Julian Assange, le fondateur de WikiLeaks a été arrêté par la police britannique ce jeudi dans l'ambassade d'Équateur à Londres où il était réfugié depuis 2012. Une arrestation sur la base d'un mandat d'arrêt britannique, mais qui pourrait rouvrir opportunément d'autres dossiers ailleurs dans le monde.

Julian Assange à la fenêtre de l'ambassade d'Équateur en mai 2017
Julian Assange à la fenêtre de l'ambassade d'Équateur en mai 2017 © AFP / Justin TALLIS

Julian Assange, citoyen australien et équatorien, était enfermé depuis 2012 dans l'ambassade équatorienne à Londres. L'Équateur lui avait accordé l'asile en 2012, avant de lui retirer ce 11 avril. Car les relations de Julian Assange avec la justice de différents pays ont été houleuses ces dernières années. De quoi conforter ses soutiens dans l'idée qu'il s'agit de procédures "prétextes" pour justifier son extradition vers les États-Unis, quand les différents pays concernés assurent le poursuivre sur la base de faits bien réels. Le point sur les différentes poursuites qui visent ou ont visé Julian Assange.

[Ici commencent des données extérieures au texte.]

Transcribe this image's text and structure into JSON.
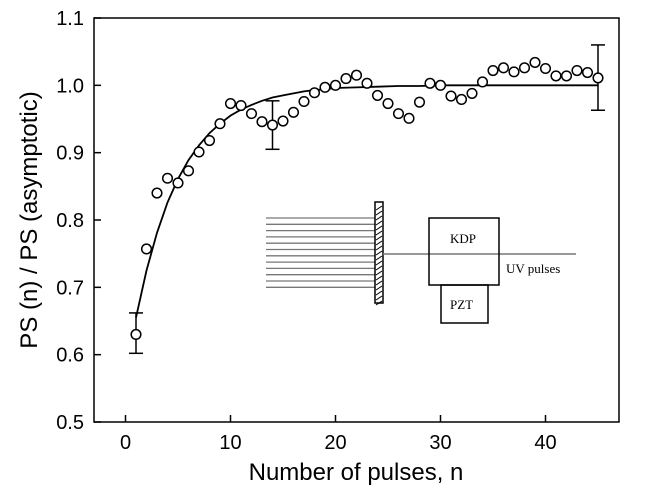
{
  "chart_data": {
    "type": "scatter",
    "xlabel": "Number of pulses, n",
    "ylabel": "PS (n) / PS (asymptotic)",
    "xlim": [
      -3,
      47
    ],
    "ylim": [
      0.5,
      1.1
    ],
    "x_ticks": [
      0,
      10,
      20,
      30,
      40
    ],
    "x_tick_labels": [
      "0",
      "10",
      "20",
      "30",
      "40"
    ],
    "y_ticks": [
      0.5,
      0.6,
      0.7,
      0.8,
      0.9,
      1.0,
      1.1
    ],
    "y_tick_labels": [
      "0.5",
      "0.6",
      "0.7",
      "0.8",
      "0.9",
      "1.0",
      "1.1"
    ],
    "grid": false,
    "series": [
      {
        "marker": "open-circle",
        "x": [
          1,
          2,
          3,
          4,
          5,
          6,
          7,
          8,
          9,
          10,
          11,
          12,
          13,
          14,
          15,
          16,
          17,
          18,
          19,
          20,
          21,
          22,
          23,
          24,
          25,
          26,
          27,
          28,
          29,
          30,
          31,
          32,
          33,
          34,
          35,
          36,
          37,
          38,
          39,
          40,
          41,
          42,
          43,
          44,
          45
        ],
        "y": [
          0.63,
          0.757,
          0.84,
          0.862,
          0.855,
          0.873,
          0.901,
          0.918,
          0.943,
          0.973,
          0.97,
          0.958,
          0.946,
          0.941,
          0.947,
          0.96,
          0.976,
          0.989,
          0.997,
          1.0,
          1.01,
          1.015,
          1.003,
          0.985,
          0.973,
          0.958,
          0.951,
          0.975,
          1.003,
          1.0,
          0.984,
          0.979,
          0.988,
          1.005,
          1.022,
          1.026,
          1.02,
          1.026,
          1.034,
          1.025,
          1.014,
          1.014,
          1.022,
          1.019,
          1.011
        ]
      },
      {
        "line": "fit",
        "x": [
          1,
          2,
          3,
          4,
          5,
          6,
          7,
          8,
          9,
          10,
          11,
          12,
          13,
          14,
          15,
          16,
          17,
          18,
          19,
          20,
          22,
          24,
          26,
          28,
          30,
          35,
          40,
          45
        ],
        "y": [
          0.655,
          0.725,
          0.781,
          0.826,
          0.861,
          0.889,
          0.911,
          0.929,
          0.943,
          0.955,
          0.964,
          0.971,
          0.977,
          0.982,
          0.985,
          0.988,
          0.991,
          0.993,
          0.994,
          0.996,
          0.997,
          0.998,
          0.999,
          0.999,
          1.0,
          1.0,
          1.0,
          1.0
        ]
      }
    ],
    "error_bars": [
      {
        "x": 1,
        "low": 0.602,
        "high": 0.662
      },
      {
        "x": 14,
        "low": 0.905,
        "high": 0.977
      },
      {
        "x": 45,
        "low": 0.963,
        "high": 1.06
      }
    ],
    "inset": {
      "kdp_label": "KDP",
      "pzt_label": "PZT",
      "beam_label": "UV  pulses"
    }
  }
}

Des poursuites floues mais réactivées aux États-Unis

Après la publication par Wikileaks des documents transmis par Chelsea Manning (qui lui ont valu une condamnation pour espionnage à 35 ans de prison, avant sa libération en mai 2017 suite à la décision de l'administration Obama de commuer sa peine), la justice américaine a également initié une enquête sur Wikileaks et Julian Assange. Pendant longtemps, cette enquête a été une épée de Damoclès mais sans aboutir à des poursuites publiquement assumées, ni à un mandat d'arrêt.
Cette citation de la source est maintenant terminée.